Bulgarians overwhelmingly regard drug use as a serious problem for the country, according to new polling from the Trend agency, reported by BTA: up to 92% of respondents rate it a serious issue, and roughly one respondent in three goes further, rating the problem very serious. Behind the headline number sits an equally striking one about supply: nearly six in ten believe drugs are easily accessible where they live.

The fieldwork is recent and conventional: 1,000 adults, interviewed in person nationwide between 9 and 15 June 2026.

How Close to Home It Gets

What lifts this beyond an abstract worry is how many people report personal proximity. More than 40% report knowing someone who has taken drugs or still does, and close to half count at least one affected person in their circle. The breakdown is telling: for 2% it is close family, for 7% a colleague or classmate, and for 11% a friend or casual acquaintance, with exposure running noticeably higher among people under 30.

'Nearly six out of ten believe that there is easy access to drugs in their locality,' the survey notes. Ask around any kafene and you will hear the same conviction delivered as settled fact; Trend has now put a number on it.
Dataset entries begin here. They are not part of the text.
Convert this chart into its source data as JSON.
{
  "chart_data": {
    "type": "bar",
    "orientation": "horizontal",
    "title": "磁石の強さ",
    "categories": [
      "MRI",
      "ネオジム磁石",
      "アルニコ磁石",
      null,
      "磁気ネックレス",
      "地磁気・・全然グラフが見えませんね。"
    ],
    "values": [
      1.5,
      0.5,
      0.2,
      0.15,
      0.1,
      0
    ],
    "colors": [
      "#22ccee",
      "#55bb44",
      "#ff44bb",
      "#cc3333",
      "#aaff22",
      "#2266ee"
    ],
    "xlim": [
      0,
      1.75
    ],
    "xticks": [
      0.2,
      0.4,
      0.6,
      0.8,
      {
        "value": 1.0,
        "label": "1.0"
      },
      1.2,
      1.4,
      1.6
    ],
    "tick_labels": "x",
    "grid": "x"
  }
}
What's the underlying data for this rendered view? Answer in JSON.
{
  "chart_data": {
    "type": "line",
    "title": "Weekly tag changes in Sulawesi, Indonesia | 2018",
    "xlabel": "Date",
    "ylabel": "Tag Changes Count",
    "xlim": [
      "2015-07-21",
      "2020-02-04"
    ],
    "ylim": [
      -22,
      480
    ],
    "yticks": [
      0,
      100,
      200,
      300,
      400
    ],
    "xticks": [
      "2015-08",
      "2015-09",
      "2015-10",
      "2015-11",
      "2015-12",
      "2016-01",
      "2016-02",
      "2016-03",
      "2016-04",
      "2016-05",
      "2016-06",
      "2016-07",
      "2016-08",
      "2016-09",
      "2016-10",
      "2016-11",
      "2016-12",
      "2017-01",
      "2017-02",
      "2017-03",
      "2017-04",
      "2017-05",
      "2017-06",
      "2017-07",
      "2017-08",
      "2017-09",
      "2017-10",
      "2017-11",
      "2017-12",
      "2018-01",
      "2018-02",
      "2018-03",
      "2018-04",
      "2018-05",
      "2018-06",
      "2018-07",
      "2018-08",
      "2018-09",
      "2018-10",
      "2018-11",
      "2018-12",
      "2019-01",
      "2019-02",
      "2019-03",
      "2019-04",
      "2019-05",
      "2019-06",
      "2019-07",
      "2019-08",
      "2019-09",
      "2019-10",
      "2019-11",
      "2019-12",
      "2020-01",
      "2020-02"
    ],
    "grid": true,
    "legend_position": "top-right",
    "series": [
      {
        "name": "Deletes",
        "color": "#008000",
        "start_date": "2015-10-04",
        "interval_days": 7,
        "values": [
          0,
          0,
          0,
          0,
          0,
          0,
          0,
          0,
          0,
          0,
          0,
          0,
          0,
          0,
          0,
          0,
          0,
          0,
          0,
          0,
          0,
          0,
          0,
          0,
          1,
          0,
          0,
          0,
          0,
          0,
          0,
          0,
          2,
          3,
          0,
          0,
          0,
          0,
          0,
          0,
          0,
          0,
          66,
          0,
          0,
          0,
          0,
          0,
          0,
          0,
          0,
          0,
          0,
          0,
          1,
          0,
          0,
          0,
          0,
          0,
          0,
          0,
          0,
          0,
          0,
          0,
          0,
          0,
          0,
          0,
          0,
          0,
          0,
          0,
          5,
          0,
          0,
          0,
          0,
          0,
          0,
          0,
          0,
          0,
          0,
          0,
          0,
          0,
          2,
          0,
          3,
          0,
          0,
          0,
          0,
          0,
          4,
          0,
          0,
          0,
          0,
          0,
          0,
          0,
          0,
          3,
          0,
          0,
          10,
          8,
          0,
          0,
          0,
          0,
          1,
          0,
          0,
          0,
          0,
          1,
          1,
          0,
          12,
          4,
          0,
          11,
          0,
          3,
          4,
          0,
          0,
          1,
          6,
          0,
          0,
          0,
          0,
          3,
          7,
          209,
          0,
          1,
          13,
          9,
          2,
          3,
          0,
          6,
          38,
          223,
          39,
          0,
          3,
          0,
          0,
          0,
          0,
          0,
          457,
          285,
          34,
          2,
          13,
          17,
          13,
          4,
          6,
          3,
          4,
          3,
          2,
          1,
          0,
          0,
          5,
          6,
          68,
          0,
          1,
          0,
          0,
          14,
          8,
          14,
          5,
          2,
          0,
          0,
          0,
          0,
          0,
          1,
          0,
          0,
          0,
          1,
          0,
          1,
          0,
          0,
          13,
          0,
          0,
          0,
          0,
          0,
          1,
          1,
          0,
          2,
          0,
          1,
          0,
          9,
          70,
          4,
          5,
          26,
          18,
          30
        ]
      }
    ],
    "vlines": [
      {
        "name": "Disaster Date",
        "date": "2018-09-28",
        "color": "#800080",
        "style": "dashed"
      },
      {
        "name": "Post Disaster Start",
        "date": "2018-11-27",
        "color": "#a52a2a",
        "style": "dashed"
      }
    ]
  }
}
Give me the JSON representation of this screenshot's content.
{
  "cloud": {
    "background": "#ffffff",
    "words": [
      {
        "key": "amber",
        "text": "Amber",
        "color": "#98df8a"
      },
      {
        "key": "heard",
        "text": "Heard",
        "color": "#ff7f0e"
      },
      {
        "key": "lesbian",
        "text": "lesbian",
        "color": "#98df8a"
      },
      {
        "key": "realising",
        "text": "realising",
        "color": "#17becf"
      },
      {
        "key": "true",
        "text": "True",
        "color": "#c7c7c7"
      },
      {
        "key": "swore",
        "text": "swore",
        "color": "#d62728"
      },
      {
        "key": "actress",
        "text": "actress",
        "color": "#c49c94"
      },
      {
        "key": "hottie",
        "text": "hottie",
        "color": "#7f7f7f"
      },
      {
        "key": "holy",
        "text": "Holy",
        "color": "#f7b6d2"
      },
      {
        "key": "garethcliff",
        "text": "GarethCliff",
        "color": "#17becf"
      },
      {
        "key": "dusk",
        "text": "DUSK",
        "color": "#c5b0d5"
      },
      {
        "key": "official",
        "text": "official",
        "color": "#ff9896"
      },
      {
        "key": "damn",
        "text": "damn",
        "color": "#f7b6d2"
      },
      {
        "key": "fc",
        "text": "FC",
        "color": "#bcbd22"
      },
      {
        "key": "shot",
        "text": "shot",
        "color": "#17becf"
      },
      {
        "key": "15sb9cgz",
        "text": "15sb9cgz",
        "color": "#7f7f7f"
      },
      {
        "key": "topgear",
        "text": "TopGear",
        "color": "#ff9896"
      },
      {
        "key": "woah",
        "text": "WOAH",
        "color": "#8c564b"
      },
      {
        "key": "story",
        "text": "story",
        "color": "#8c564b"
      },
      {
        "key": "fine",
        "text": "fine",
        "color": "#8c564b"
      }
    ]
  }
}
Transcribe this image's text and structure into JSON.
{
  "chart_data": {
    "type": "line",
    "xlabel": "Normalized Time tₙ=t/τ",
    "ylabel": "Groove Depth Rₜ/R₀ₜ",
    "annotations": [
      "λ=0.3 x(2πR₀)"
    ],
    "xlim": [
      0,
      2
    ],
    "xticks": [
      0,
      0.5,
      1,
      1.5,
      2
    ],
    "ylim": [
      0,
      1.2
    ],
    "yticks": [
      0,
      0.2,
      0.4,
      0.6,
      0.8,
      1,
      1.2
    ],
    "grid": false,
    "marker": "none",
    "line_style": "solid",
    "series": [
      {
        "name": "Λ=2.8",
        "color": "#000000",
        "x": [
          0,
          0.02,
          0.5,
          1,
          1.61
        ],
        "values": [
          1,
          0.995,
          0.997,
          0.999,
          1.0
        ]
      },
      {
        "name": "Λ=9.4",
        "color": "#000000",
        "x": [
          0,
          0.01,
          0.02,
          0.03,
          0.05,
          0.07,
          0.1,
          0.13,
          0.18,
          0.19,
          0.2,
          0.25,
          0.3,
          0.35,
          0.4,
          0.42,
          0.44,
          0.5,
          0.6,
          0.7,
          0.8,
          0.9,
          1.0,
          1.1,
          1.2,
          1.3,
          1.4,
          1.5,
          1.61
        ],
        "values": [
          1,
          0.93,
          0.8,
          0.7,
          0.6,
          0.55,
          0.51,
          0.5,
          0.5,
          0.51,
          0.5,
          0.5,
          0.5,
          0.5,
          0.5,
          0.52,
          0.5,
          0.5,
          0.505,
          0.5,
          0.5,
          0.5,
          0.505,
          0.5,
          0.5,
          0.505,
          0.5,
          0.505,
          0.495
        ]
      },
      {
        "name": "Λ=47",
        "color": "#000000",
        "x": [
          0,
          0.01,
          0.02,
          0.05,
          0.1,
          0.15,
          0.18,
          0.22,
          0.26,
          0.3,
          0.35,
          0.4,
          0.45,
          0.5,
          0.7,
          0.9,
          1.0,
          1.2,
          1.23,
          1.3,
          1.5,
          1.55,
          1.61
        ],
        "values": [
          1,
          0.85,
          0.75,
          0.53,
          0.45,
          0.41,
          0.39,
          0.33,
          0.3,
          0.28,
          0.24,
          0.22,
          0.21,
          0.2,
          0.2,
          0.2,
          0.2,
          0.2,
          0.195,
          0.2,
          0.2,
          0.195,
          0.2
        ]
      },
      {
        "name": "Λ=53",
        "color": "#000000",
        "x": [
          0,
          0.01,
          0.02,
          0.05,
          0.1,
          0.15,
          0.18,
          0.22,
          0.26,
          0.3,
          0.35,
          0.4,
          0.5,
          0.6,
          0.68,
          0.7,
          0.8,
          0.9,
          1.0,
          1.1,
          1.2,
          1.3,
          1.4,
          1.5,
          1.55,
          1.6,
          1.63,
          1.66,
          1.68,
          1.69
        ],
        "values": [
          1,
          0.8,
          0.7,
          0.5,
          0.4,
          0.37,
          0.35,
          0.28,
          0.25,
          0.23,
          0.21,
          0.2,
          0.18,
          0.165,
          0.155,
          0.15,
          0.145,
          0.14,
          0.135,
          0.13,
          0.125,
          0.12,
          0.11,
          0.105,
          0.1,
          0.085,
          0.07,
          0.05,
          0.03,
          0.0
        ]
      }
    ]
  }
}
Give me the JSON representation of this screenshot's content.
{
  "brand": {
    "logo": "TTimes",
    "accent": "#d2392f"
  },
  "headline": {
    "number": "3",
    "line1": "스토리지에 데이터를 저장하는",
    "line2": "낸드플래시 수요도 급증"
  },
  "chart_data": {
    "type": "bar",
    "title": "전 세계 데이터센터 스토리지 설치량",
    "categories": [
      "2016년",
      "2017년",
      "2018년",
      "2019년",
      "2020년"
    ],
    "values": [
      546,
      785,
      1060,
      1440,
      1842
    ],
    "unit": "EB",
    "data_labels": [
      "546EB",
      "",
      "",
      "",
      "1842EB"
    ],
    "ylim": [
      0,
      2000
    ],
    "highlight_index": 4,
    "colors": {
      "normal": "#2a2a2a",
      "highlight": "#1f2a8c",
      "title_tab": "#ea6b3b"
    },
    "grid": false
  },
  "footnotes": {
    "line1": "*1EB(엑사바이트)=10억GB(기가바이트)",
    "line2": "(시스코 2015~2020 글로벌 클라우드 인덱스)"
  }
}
What Bulgarians Blame, and What They Want Done

Asked why young people take drugs, respondents most often point to curiosity and experimentation (50%), followed by peer pressure (42%), easy availability (39%) and a lack of parental control (37%).

On responses, the public mood is firmly for enforcement over other approaches. Stiffer sentences for dealers draw 65% support and tighter control of the supply chain 64%, while 45% want more police around schools and other risk points.

Reading It as a Survey, Not a Census

One honest caveat belongs next to every figure above: this is a perception study. It measures what 1,000 adults believe about drugs, not how much is actually consumed or seized; the six-in-ten figure on easy access records a conviction, not a test purchase. That does not make it unimportant, public perception is what shifts policy, but the survey offers no measurement of actual drug prevalence, and it did not report comparisons with earlier years. Where the source leaves those questions open, so does this article.

What This Means for British Expats

For British expats raising children in Bulgaria, the findings worth sitting with are the two about proximity: exposure is most common among the under-30s, and a majority of adults believe supply is easy to come by locally. Neither should induce panic, and neither says anything about your particular town, but they are a reasonable prompt for the same conversations parents would be having in the UK. On schools, the survey records the wish, not a plan: 45% of respondents want a more visible police presence around them. Our education guide covers how Bulgarian schools work day to day.

And the political read is short: when nearly two thirds of the country wants tougher penalties for dealers, parties will notice. Whether that hardens into legislation is not something the survey can say.